Module extraction

Expand description

Hybrid entity extraction: regex pre-filter + GLiNER zero-shot NER (graceful degradation). Entity and URL extraction pipeline (v1.0.76).

v1.0.76: the default build is LLM-only. v1.0.79: the legacy GLiNER NER pipeline (extraction_gliner.rs, ner-legacy feature) was REMOVED entirely. The build extracts:

URLs via regex (always available, no model needed).
Entities via the ExtractionBackend trait (LLM headless). The default backend is LlmBackend (claude / codex), which produces structured entities and relationships via tool-use JSON.
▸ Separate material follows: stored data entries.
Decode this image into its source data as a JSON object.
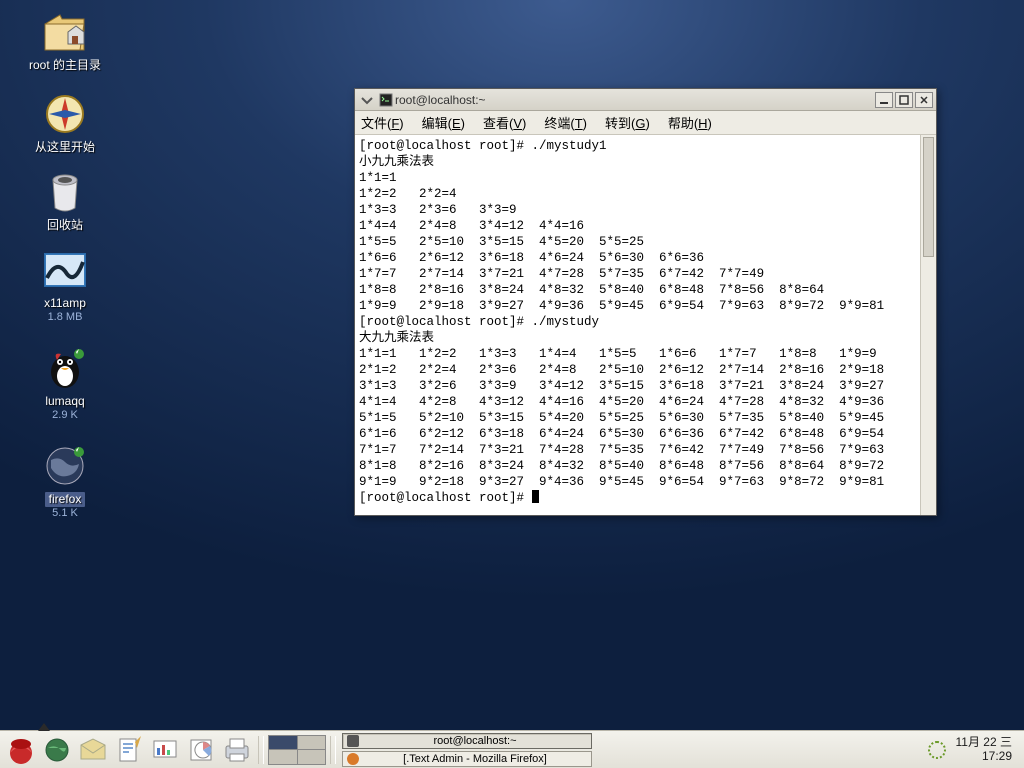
{
  "desktop": {
    "icons": [
      {
        "label": "root 的主目录",
        "sub": ""
      },
      {
        "label": "从这里开始",
        "sub": ""
      },
      {
        "label": "回收站",
        "sub": ""
      },
      {
        "label": "x11amp",
        "sub": "1.8 MB"
      },
      {
        "label": "lumaqq",
        "sub": "2.9 K"
      },
      {
        "label": "firefox",
        "sub": "5.1 K"
      }
    ]
  },
  "window": {
    "title": "root@localhost:~",
    "menu": {
      "file": "文件(F)",
      "edit": "编辑(E)",
      "view": "查看(V)",
      "terminal": "终端(T)",
      "go": "转到(G)",
      "help": "帮助(H)"
    }
  },
  "terminal": {
    "prompt1": "[root@localhost root]# ./mystudy1",
    "title1": "小九九乘法表",
    "table1": [
      "1*1=1",
      "1*2=2   2*2=4",
      "1*3=3   2*3=6   3*3=9",
      "1*4=4   2*4=8   3*4=12  4*4=16",
      "1*5=5   2*5=10  3*5=15  4*5=20  5*5=25",
      "1*6=6   2*6=12  3*6=18  4*6=24  5*6=30  6*6=36",
      "1*7=7   2*7=14  3*7=21  4*7=28  5*7=35  6*7=42  7*7=49",
      "1*8=8   2*8=16  3*8=24  4*8=32  5*8=40  6*8=48  7*8=56  8*8=64",
      "1*9=9   2*9=18  3*9=27  4*9=36  5*9=45  6*9=54  7*9=63  8*9=72  9*9=81"
    ],
    "prompt2": "[root@localhost root]# ./mystudy",
    "title2": "大九九乘法表",
    "table2": [
      "1*1=1   1*2=2   1*3=3   1*4=4   1*5=5   1*6=6   1*7=7   1*8=8   1*9=9",
      "2*1=2   2*2=4   2*3=6   2*4=8   2*5=10  2*6=12  2*7=14  2*8=16  2*9=18",
      "3*1=3   3*2=6   3*3=9   3*4=12  3*5=15  3*6=18  3*7=21  3*8=24  3*9=27",
      "4*1=4   4*2=8   4*3=12  4*4=16  4*5=20  4*6=24  4*7=28  4*8=32  4*9=36",
      "5*1=5   5*2=10  5*3=15  5*4=20  5*5=25  5*6=30  5*7=35  5*8=40  5*9=45",
      "6*1=6   6*2=12  6*3=18  6*4=24  6*5=30  6*6=36  6*7=42  6*8=48  6*9=54",
      "7*1=7   7*2=14  7*3=21  7*4=28  7*5=35  7*6=42  7*7=49  7*8=56  7*9=63",
      "8*1=8   8*2=16  8*3=24  8*4=32  8*5=40  8*6=48  8*7=56  8*8=64  8*9=72",
      "9*1=9   9*2=18  9*3=27  9*4=36  9*5=45  9*6=54  9*7=63  9*8=72  9*9=81"
    ],
    "prompt3": "[root@localhost root]# "
  },
  "taskbar": {
    "tasks": [
      "root@localhost:~",
      "[.Text Admin - Mozilla Firefox]"
    ],
    "date": "11月 22 三",
    "time": "17:29"
  }
}
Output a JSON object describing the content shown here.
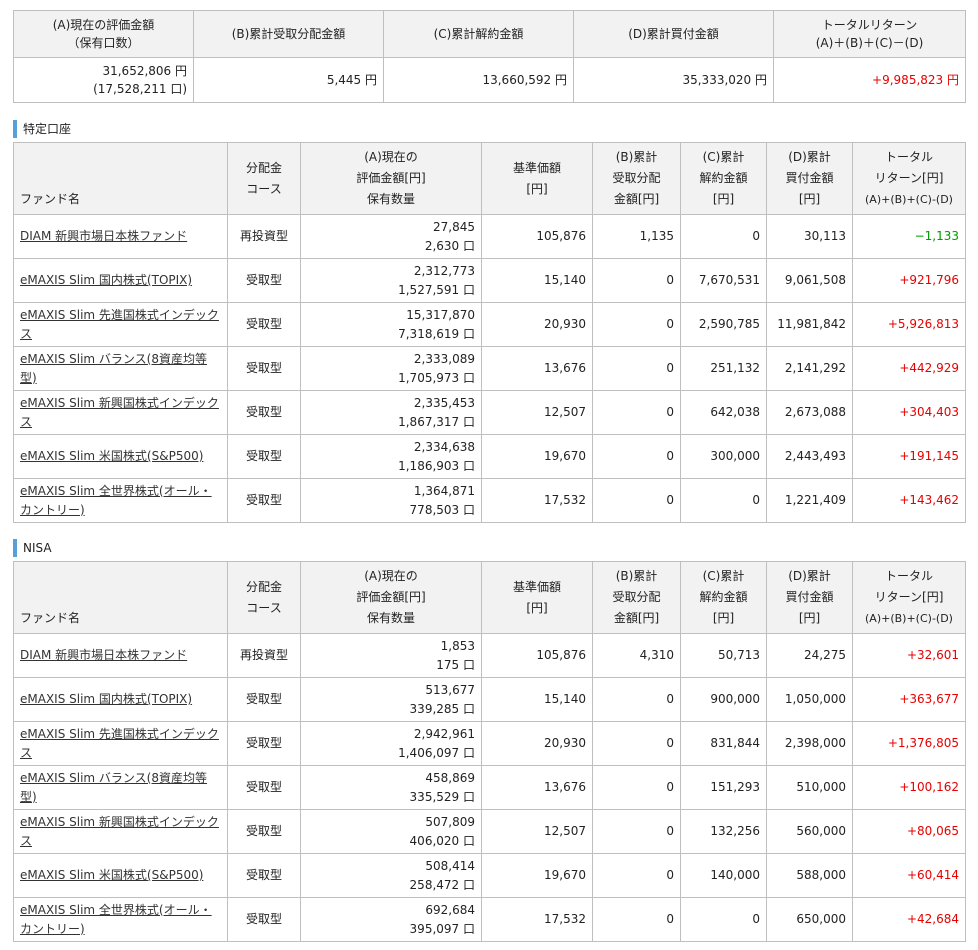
{
  "summary": {
    "headers": [
      [
        "(A)現在の評価金額",
        "（保有口数）"
      ],
      [
        "(B)累計受取分配金額"
      ],
      [
        "(C)累計解約金額"
      ],
      [
        "(D)累計買付金額"
      ],
      [
        "トータルリターン",
        "(A)＋(B)＋(C)－(D)"
      ]
    ],
    "values": {
      "a_value": "31,652,806 円",
      "a_units": "(17,528,211 口)",
      "b": "5,445 円",
      "c": "13,660,592 円",
      "d": "35,333,020 円",
      "total": "+9,985,823 円"
    }
  },
  "table_headers": {
    "fund_name": "ファンド名",
    "course": [
      "分配金",
      "コース"
    ],
    "a": [
      "(A)現在の",
      "評価金額[円]",
      "保有数量"
    ],
    "base": [
      "基準価額",
      "[円]"
    ],
    "b": [
      "(B)累計",
      "受取分配",
      "金額[円]"
    ],
    "c": [
      "(C)累計",
      "解約金額",
      "[円]"
    ],
    "d": [
      "(D)累計",
      "買付金額",
      "[円]"
    ],
    "total": [
      "トータル",
      "リターン[円]",
      "(A)+(B)+(C)-(D)"
    ]
  },
  "colors": {
    "positive": "#e60000",
    "negative": "#009900",
    "section_bar": "#5aa0d8"
  },
  "sections": [
    {
      "title": "特定口座",
      "rows": [
        {
          "name": "DIAM 新興市場日本株ファンド",
          "course": "再投資型",
          "value": "27,845",
          "units": "2,630 口",
          "base": "105,876",
          "b": "1,135",
          "c": "0",
          "d": "30,113",
          "total": "−1,133",
          "sign": "neg"
        },
        {
          "name": "eMAXIS Slim 国内株式(TOPIX)",
          "course": "受取型",
          "value": "2,312,773",
          "units": "1,527,591 口",
          "base": "15,140",
          "b": "0",
          "c": "7,670,531",
          "d": "9,061,508",
          "total": "+921,796",
          "sign": "pos"
        },
        {
          "name": "eMAXIS Slim 先進国株式インデックス",
          "course": "受取型",
          "value": "15,317,870",
          "units": "7,318,619 口",
          "base": "20,930",
          "b": "0",
          "c": "2,590,785",
          "d": "11,981,842",
          "total": "+5,926,813",
          "sign": "pos"
        },
        {
          "name": "eMAXIS Slim バランス(8資産均等型)",
          "course": "受取型",
          "value": "2,333,089",
          "units": "1,705,973 口",
          "base": "13,676",
          "b": "0",
          "c": "251,132",
          "d": "2,141,292",
          "total": "+442,929",
          "sign": "pos"
        },
        {
          "name": "eMAXIS Slim 新興国株式インデックス",
          "course": "受取型",
          "value": "2,335,453",
          "units": "1,867,317 口",
          "base": "12,507",
          "b": "0",
          "c": "642,038",
          "d": "2,673,088",
          "total": "+304,403",
          "sign": "pos"
        },
        {
          "name": "eMAXIS Slim 米国株式(S&P500)",
          "course": "受取型",
          "value": "2,334,638",
          "units": "1,186,903 口",
          "base": "19,670",
          "b": "0",
          "c": "300,000",
          "d": "2,443,493",
          "total": "+191,145",
          "sign": "pos"
        },
        {
          "name": "eMAXIS Slim 全世界株式(オール・カントリー)",
          "course": "受取型",
          "value": "1,364,871",
          "units": "778,503 口",
          "base": "17,532",
          "b": "0",
          "c": "0",
          "d": "1,221,409",
          "total": "+143,462",
          "sign": "pos"
        }
      ]
    },
    {
      "title": "NISA",
      "rows": [
        {
          "name": "DIAM 新興市場日本株ファンド",
          "course": "再投資型",
          "value": "1,853",
          "units": "175 口",
          "base": "105,876",
          "b": "4,310",
          "c": "50,713",
          "d": "24,275",
          "total": "+32,601",
          "sign": "pos"
        },
        {
          "name": "eMAXIS Slim 国内株式(TOPIX)",
          "course": "受取型",
          "value": "513,677",
          "units": "339,285 口",
          "base": "15,140",
          "b": "0",
          "c": "900,000",
          "d": "1,050,000",
          "total": "+363,677",
          "sign": "pos"
        },
        {
          "name": "eMAXIS Slim 先進国株式インデックス",
          "course": "受取型",
          "value": "2,942,961",
          "units": "1,406,097 口",
          "base": "20,930",
          "b": "0",
          "c": "831,844",
          "d": "2,398,000",
          "total": "+1,376,805",
          "sign": "pos"
        },
        {
          "name": "eMAXIS Slim バランス(8資産均等型)",
          "course": "受取型",
          "value": "458,869",
          "units": "335,529 口",
          "base": "13,676",
          "b": "0",
          "c": "151,293",
          "d": "510,000",
          "total": "+100,162",
          "sign": "pos"
        },
        {
          "name": "eMAXIS Slim 新興国株式インデックス",
          "course": "受取型",
          "value": "507,809",
          "units": "406,020 口",
          "base": "12,507",
          "b": "0",
          "c": "132,256",
          "d": "560,000",
          "total": "+80,065",
          "sign": "pos"
        },
        {
          "name": "eMAXIS Slim 米国株式(S&P500)",
          "course": "受取型",
          "value": "508,414",
          "units": "258,472 口",
          "base": "19,670",
          "b": "0",
          "c": "140,000",
          "d": "588,000",
          "total": "+60,414",
          "sign": "pos"
        },
        {
          "name": "eMAXIS Slim 全世界株式(オール・カントリー)",
          "course": "受取型",
          "value": "692,684",
          "units": "395,097 口",
          "base": "17,532",
          "b": "0",
          "c": "0",
          "d": "650,000",
          "total": "+42,684",
          "sign": "pos"
        }
      ]
    }
  ]
}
The extract_graph_auto function below is the entry point used by remember, ingest, and enrich. With the default feature set, it runs the regex URL pass; entity extraction happens through the LLM extraction backend selected at the command layer.

Structs§

ExtractedEntity: One named-entity mention. The default build produces these via the LLM extraction backend; the ner-legacy build produces them via GLiNER.
ExtractedUrl: One URL extracted from a body. Always produced by the regex path.
ExtractionResult: Full extraction result: URLs (regex), entities (LLM), and the relationships between them. The LLM backend also returns typed relationships directly in ExtractionOutput; this struct is the regex-only baseline that remember and ingest consume.
RegexExtractor: Regex-only extractor: URLs and nothing else. Used as a fast pre-pass before the (slower) LLM extractor in extract_graph_auto.

Enums§

GlinerVariant: GLiNER model variant enum. Vestigial since v1.0.79: the ner-legacy feature was removed, so the variant is parsed for CLI compatibility and then ignored (extraction is URL-regex or LLM-delegated).

Traits§

Extractor: Trait abstraction for any extractor. The LLM backend and the GLiNER backend (ner-legacy) both implement it.

Functions§

extract_graph_auto: Top-level extraction entry point used by remember, ingest, and enrich. Runs the regex URL pass (always available); the legacy GLiNER delegation was removed in v1.0.79 together with the ner-legacy feature.
extract_urls: Extracts URLs from body using a substring scan. UTF-8 safe; offsets are byte indices into the input.